LINQ query optimization by query rewriting using a custom IQueryable LINQ provider
In my SkyLinq open source project so far, I tried to make LINQ better and created several extension methods (for example, see GroupBy and TopK) that are more memory efficient than the standard methods in some scenarios. However, I do not necessarily want people to bind into these extensions methods directly for the following reasons:
- Good ideas evolve. New methods may come and existing methods may change.
- There is a parallel set of methods in IEnumerable<T>, IQueryable<T> and to some degree, in IObservable<T>. Using custom LINQ extension breaks the parallelism.
A better approach would be to write the LINQ queries normally using the standard library methods and then optimize the queries using a custom query provider. Query rewriting is not a new idea. SQL server has been doing this for years. I would like to bring this idea into LINQ.
If we examine the IQueryable<T> interface, we will find there is a parallel set of LINQ methods that accepts Expression<Func> instead of <Func>.
There is a little C# compiler trick here. If C# see a method that accepts Expression<Func>, it would create Expressions of Lamda instead of compiled Lambda expression. At run time, these expressions are passed to an IQueryable implementation and then passed to the underlying IQueryProvider implementation. The query provider is responsible for executing the expression tree and return the results. This is how the magic of LINQ to SQL and Entity Frameworks works.
The .net framework already has a class called EnumerableQuery<T>. It is a query provider than turns IQueryable class into LINQ to objects queries. In this work, I am going one step further by creating an optimizing query provider.

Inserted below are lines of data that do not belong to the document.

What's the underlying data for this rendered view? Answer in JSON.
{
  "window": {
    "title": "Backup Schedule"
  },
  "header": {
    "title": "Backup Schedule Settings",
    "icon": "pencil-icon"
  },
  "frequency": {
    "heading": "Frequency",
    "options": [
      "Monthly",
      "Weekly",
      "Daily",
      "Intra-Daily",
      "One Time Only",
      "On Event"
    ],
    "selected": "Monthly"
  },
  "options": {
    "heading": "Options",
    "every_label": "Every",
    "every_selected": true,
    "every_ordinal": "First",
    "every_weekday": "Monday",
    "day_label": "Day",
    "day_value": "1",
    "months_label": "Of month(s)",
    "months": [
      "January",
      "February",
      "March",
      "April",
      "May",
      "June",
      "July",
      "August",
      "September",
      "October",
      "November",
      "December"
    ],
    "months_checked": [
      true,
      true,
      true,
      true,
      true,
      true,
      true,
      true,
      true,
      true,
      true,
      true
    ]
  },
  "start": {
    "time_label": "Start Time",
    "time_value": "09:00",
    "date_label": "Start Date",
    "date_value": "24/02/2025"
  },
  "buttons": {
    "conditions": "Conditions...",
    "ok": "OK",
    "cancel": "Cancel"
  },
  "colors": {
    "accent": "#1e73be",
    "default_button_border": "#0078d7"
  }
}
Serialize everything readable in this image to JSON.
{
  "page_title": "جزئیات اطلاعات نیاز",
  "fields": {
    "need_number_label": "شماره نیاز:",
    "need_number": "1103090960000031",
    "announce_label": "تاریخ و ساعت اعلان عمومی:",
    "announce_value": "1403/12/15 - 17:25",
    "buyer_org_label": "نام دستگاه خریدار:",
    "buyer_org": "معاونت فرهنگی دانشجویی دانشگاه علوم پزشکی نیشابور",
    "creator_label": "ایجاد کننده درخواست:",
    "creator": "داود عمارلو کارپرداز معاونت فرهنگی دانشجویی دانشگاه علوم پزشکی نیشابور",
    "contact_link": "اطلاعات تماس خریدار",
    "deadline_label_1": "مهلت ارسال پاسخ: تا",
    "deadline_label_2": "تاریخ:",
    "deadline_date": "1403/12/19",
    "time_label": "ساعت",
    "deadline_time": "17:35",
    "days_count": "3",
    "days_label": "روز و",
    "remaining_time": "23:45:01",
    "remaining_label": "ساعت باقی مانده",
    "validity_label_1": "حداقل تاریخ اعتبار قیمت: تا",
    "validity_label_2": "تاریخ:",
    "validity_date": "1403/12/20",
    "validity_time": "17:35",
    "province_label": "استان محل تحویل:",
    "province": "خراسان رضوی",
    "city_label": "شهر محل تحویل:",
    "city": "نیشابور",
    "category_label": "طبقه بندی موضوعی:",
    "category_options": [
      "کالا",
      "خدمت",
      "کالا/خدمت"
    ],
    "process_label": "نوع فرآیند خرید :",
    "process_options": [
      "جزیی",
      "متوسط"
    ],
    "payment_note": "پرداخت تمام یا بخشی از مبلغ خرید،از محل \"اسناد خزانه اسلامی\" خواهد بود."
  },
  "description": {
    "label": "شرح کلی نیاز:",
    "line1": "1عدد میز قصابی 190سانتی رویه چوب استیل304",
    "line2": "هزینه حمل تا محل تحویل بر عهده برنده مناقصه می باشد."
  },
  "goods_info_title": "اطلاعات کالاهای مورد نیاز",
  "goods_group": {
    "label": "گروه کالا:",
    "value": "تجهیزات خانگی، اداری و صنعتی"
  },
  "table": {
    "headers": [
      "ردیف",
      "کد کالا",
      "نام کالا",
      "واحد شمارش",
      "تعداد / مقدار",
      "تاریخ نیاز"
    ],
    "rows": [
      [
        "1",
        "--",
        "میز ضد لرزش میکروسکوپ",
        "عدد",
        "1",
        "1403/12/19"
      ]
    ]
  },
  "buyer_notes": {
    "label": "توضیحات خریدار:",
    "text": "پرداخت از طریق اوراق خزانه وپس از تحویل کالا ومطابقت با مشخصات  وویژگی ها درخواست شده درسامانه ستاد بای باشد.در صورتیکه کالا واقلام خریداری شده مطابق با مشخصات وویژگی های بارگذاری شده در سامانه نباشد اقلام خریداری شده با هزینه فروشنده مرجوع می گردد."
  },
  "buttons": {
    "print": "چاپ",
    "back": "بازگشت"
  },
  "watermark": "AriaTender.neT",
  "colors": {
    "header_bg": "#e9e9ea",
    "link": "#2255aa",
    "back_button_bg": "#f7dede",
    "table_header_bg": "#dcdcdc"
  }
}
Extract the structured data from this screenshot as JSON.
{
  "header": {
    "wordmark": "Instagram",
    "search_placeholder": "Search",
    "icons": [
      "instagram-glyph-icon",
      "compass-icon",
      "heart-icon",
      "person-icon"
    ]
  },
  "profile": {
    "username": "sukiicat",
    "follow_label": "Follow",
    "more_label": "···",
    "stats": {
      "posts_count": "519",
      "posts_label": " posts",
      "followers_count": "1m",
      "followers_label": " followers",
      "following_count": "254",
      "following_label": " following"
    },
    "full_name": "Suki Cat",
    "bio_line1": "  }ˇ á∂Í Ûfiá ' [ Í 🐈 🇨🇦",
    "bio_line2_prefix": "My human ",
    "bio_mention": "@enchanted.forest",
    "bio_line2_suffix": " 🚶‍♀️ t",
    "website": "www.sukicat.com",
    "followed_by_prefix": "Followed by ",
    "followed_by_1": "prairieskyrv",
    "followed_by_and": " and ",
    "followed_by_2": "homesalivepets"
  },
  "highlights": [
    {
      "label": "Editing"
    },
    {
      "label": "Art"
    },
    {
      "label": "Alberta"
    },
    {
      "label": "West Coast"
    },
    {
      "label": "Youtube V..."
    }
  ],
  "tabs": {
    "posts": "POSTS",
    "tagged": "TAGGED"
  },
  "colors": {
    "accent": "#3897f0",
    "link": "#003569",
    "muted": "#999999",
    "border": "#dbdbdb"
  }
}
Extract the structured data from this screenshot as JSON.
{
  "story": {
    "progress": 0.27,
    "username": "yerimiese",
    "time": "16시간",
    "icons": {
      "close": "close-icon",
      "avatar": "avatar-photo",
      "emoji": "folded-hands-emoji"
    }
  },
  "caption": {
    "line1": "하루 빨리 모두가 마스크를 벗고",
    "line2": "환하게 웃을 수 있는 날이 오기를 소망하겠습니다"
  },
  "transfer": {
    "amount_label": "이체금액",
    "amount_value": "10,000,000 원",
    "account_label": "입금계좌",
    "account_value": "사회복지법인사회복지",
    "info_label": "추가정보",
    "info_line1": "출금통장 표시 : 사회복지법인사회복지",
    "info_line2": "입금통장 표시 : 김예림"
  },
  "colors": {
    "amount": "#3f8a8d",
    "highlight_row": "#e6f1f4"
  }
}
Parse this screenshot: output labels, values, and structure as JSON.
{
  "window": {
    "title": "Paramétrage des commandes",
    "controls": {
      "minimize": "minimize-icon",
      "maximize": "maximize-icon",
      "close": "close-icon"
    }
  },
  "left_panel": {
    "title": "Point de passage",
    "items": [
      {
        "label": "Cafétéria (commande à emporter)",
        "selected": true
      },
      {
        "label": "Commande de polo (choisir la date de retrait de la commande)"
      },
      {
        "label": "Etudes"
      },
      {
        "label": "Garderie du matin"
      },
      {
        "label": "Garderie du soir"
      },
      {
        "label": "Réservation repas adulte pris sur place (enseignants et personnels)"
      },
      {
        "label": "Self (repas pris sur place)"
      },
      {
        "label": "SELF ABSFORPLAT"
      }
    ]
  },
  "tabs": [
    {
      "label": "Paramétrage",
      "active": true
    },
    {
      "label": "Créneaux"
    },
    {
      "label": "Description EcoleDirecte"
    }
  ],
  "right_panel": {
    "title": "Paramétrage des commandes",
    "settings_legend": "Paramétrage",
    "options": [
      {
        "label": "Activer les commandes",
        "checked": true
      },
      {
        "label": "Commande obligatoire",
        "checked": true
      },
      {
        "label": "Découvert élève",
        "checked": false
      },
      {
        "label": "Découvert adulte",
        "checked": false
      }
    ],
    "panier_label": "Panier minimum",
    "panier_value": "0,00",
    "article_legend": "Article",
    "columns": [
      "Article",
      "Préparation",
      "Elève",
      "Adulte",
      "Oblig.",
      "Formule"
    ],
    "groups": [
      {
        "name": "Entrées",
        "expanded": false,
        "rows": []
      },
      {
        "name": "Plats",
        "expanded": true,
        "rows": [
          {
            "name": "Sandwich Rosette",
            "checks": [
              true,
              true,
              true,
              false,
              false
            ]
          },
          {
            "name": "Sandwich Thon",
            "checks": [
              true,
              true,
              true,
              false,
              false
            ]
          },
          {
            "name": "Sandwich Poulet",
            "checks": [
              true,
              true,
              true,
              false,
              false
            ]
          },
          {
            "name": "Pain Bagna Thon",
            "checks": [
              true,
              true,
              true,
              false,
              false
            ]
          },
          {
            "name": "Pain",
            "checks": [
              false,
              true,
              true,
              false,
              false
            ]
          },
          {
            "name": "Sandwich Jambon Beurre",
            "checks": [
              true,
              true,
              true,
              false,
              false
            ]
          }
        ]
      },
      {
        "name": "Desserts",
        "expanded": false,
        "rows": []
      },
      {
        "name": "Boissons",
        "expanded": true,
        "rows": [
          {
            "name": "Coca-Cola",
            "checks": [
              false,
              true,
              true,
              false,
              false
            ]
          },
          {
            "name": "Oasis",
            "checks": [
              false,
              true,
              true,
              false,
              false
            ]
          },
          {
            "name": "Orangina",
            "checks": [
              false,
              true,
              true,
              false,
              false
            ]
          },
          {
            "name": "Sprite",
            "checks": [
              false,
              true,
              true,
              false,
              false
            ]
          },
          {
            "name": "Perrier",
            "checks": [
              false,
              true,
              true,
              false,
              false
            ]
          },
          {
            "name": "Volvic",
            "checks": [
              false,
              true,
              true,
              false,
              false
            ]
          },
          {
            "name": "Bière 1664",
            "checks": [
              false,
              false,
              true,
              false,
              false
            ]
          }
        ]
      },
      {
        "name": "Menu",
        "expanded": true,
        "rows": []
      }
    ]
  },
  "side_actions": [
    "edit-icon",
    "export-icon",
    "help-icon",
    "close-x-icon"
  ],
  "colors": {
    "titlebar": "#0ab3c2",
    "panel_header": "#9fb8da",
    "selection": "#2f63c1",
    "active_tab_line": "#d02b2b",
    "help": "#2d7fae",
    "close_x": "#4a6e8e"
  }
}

A common perception of writing a custom LINQ provider is that it requires a lot of code. The reason is that even for the most trivial provider we need to visit the every possible expressions in the System.Linq.Expressions namespace. (Note that we only need to handle expressions as of .net framework 3.5 but do not need to handle the new expressions added as part of dynamic language runtime in .net 4.x). There are reusable framework such as IQToolkit project that makes it easier to create a custom LINQ provider.
In contrast, creating an optimizing query provider is fairly easy. The ExpressionVistor class already has the framework that I need. I only needed to create a subclass of ExpressionVisitor called SkyLinqRewriter to override a few methods. The query rewriter basically replaces all call to the Queryable class with equivalent calls to the Enumerable class and rewrite queries for optimization when an opportunity presents.
It is fairly easy to consume the optimizing query provider. All we need is to call AsSkyLinqQueryable() to convert IEnumerable<T> to IQueryable<T> and remaining code can stay intact:
An end-to-end example can be found at https://skylinq.codeplex.com/SourceControl/latest#SkyLinq.Example/LinqToW3SVCLogExample.cs.
To conclude this post, I would recommend that we always code to IQueryable<T> instead of IEnumerable<T>. This way, the code has the flexibility to be optimized by an optimizing query provider, or be converted from pull based query to push based query using Reactive Extension without rewriting any code.